Jusqu’il y a peu de temps, je ne faisais que les écoles. Mais il y a 3 semaines j’ai participé à un ciné débat avec un groupe de femmes pour les actions du 25 novembre (manifestation féministe, ndlr). On a regardé le film « L’amour et les forêts » qui parle d’emprise. Ensuite, il y a eu une petite conférence où j’ai osé prendre la parole devant 110 personnes, pour expliquer l’emprise que j’ai vécue.  C’est ce que j’aimerais poursuivre : des conférences dans des milieux médicaux, sociaux, pour apprendre au personnel à agir avec une victime. J’ai le sentiment que les médecins n’ont pas forcément l’empathie nécessaire pour comprendre l’emprise subie. C’est normal, ils voient tellement de cas atroces, ils ont intérêt à se protéger.

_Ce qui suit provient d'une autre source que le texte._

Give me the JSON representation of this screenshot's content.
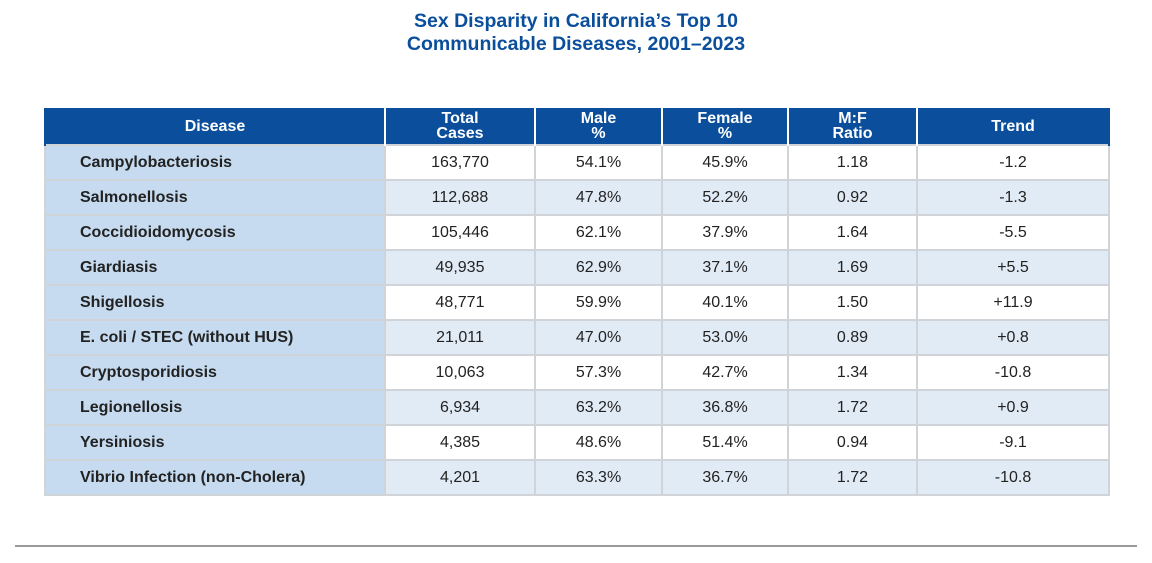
{
  "chart_data": {
    "type": "table",
    "title_line1": "Sex Disparity in California’s Top 10",
    "title_line2": "Communicable Diseases, 2001–2023",
    "columns": [
      {
        "line1": "Disease",
        "line2": ""
      },
      {
        "line1": "Total",
        "line2": "Cases"
      },
      {
        "line1": "Male",
        "line2": "%"
      },
      {
        "line1": "Female",
        "line2": "%"
      },
      {
        "line1": "M:F",
        "line2": "Ratio"
      },
      {
        "line1": "Trend",
        "line2": ""
      }
    ],
    "rows": [
      [
        "Campylobacteriosis",
        "163,770",
        "54.1%",
        "45.9%",
        "1.18",
        "-1.2"
      ],
      [
        "Salmonellosis",
        "112,688",
        "47.8%",
        "52.2%",
        "0.92",
        "-1.3"
      ],
      [
        "Coccidioidomycosis",
        "105,446",
        "62.1%",
        "37.9%",
        "1.64",
        "-5.5"
      ],
      [
        "Giardiasis",
        "49,935",
        "62.9%",
        "37.1%",
        "1.69",
        "+5.5"
      ],
      [
        "Shigellosis",
        "48,771",
        "59.9%",
        "40.1%",
        "1.50",
        "+11.9"
      ],
      [
        "E. coli / STEC (without HUS)",
        "21,011",
        "47.0%",
        "53.0%",
        "0.89",
        "+0.8"
      ],
      [
        "Cryptosporidiosis",
        "10,063",
        "57.3%",
        "42.7%",
        "1.34",
        "-10.8"
      ],
      [
        "Legionellosis",
        "6,934",
        "63.2%",
        "36.8%",
        "1.72",
        "+0.9"
      ],
      [
        "Yersiniosis",
        "4,385",
        "48.6%",
        "51.4%",
        "0.94",
        "-9.1"
      ],
      [
        "Vibrio Infection (non-Cholera)",
        "4,201",
        "63.3%",
        "36.7%",
        "1.72",
        "-10.8"
      ]
    ],
    "colors": {
      "header_bg": "#0b4f9c",
      "title": "#0b4f9c",
      "name_col_bg": "#c6dbef",
      "stripe_bg": "#e1ebf6"
    }
  }
}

Dans l’hôpital où j’étais, les infirmières étaient débordées, le personnel médical dépassé. Une infirmière en particulier pleurait car elle n’arrivait pas à s’occuper de moi. J’aimerai bien donner des formations dans la police aussi. J’ai eu beaucoup de chance car les policiers étaient compréhensifs avec moi, ce sont les mêmes qui aujourd’hui m’aident dans les formations que je donne. Je souhaiterai qu’au niveau de la police il y ait un suivi pendant 3 jours grand minimum, voire le premier mois ! Le choc a été plus difficile pour ma famille que pour moi, j’étais dans le coma donc incapable de stresser. Ils auraient dû avoir une cellule à l’hôpital ou à la police.

Pour l’instant, il y a des centres psycho-médico sociaux (PMS) qui existent en Belgique, avec psychologues, assistantes sociales, infirmières… Ils peuvent par exemple intervenir dans les écoles en cas d’alerte à la bombe, harcèlement, suicide… Je participe à un groupe de parole dans un centre PMS, pour aider les enfants témoins de violences. Tu sais dans les écoles, quand je pose la question « qui a vu des violences au sein de sa famille ? », d’office la moitié de la classe lève la main.